On the client side, respond to __ping__ with __pong__. You can also use the lower-level WebSocket ping frames via websocket.send_bytes with a specific frame type if you control both ends.

If you’re using NGINX as a reverse proxy, also set these directives to give WebSocket connections room to breathe:

location /ws {
    proxy_pass http://localhost:8000;
    proxy_http_version 1.1;
    proxy_set_header Upgrade $http_upgrade;
    proxy_set_header Connection "upgrade";
    proxy_read_timeout 3600s;  # 1 hour — adjust to your needs
    proxy_send_timeout 3600s;
}

Cause #4: Message Size Exceeding the Limit

Starlette has a default maximum WebSocket message size. Sending a message larger than this limit causes the server to close the connection with code 1009 (Message Too Big) — and if you’re not logging close codes, it just looks like a random drop.

The default max size in Starlette is 16 MB for text messages, but this can be overridden at the ASGI app level. More commonly, the limit comes from your reverse proxy or load balancer.
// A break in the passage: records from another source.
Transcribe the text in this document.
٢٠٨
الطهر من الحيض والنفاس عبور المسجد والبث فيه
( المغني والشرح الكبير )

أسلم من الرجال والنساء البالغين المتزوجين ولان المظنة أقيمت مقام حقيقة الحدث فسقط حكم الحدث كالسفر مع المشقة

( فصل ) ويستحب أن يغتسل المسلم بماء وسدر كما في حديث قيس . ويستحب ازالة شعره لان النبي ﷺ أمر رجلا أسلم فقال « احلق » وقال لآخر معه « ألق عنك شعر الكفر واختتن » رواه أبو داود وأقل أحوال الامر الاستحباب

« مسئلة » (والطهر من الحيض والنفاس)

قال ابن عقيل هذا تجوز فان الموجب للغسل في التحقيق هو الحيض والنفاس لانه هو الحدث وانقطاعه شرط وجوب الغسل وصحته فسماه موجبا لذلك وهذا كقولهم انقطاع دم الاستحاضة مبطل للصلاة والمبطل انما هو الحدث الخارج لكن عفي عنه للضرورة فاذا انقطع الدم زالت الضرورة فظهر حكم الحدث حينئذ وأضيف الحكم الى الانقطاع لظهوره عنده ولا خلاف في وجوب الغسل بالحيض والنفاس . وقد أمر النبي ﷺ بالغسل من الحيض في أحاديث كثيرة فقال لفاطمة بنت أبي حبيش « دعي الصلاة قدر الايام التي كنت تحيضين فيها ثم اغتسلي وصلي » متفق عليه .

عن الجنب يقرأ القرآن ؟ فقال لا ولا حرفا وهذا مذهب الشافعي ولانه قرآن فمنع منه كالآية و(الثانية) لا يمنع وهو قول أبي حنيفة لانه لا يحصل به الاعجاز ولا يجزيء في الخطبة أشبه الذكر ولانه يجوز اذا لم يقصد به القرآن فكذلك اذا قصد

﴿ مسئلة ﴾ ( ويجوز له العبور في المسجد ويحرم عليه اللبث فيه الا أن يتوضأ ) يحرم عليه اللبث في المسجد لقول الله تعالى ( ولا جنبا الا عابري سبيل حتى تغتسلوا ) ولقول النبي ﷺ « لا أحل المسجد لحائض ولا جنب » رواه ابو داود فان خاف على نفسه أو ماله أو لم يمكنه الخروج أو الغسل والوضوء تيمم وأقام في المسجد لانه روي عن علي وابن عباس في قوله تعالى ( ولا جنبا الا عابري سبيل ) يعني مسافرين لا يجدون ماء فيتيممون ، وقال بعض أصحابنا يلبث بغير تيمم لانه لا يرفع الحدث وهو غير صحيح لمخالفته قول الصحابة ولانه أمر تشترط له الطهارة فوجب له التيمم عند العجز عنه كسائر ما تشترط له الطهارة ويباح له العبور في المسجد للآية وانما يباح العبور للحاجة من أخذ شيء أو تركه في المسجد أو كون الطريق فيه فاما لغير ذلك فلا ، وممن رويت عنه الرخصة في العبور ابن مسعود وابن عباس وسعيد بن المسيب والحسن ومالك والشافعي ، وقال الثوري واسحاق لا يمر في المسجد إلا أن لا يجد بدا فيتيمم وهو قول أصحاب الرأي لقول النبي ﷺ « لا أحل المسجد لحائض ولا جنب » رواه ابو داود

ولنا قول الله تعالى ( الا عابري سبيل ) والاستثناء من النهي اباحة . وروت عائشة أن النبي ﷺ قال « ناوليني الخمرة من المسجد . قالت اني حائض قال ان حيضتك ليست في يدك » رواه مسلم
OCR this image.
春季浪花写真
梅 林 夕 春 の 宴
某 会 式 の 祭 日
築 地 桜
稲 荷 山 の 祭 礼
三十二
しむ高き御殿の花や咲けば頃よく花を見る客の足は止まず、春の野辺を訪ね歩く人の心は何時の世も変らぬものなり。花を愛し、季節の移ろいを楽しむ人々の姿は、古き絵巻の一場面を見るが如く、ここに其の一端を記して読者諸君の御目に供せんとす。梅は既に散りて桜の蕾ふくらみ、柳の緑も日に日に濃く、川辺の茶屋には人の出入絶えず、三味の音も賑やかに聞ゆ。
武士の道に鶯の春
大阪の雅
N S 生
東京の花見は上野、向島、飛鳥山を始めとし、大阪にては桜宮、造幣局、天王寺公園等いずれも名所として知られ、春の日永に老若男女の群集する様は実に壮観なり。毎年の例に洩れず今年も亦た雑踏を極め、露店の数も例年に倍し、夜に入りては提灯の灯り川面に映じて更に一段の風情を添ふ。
To raise the limit in Starlette/FastAPI:

from fastapi import FastAPI
from starlette.websockets import WebSocket

# Raise the limit to 64 MB (adjust as appropriate)
app = FastAPI(
    # Starlette passes this to the WebSocket handler via the ASGI scope
)

# Or configure at the WebSocket level:
@app.websocket("/ws")
async def ws(websocket: WebSocket):
    await websocket.accept()
    # Use receive_bytes for binary data, receive_text for text
    data = await websocket.receive_bytes()
    ...

For large file transfers over WebSocket, don’t send the whole thing at once. Instead, break the payload into chunks:

@app.websocket("/ws/upload")
async def ws_chunked_upload(websocket: WebSocket):
    await websocket.accept()
    chunks = []
    try:
        while True:
            chunk = await websocket.receive_bytes()
            if chunk == b"__done__":
                break
            chunks.append(chunk)
        full_payload = b"".join(chunks)
        await websocket.send_text(f"received {len(full_payload)} bytes")
    except WebSocketDisconnect:
        pass

This is more resilient, uses less memory, and avoids hitting any message size limits.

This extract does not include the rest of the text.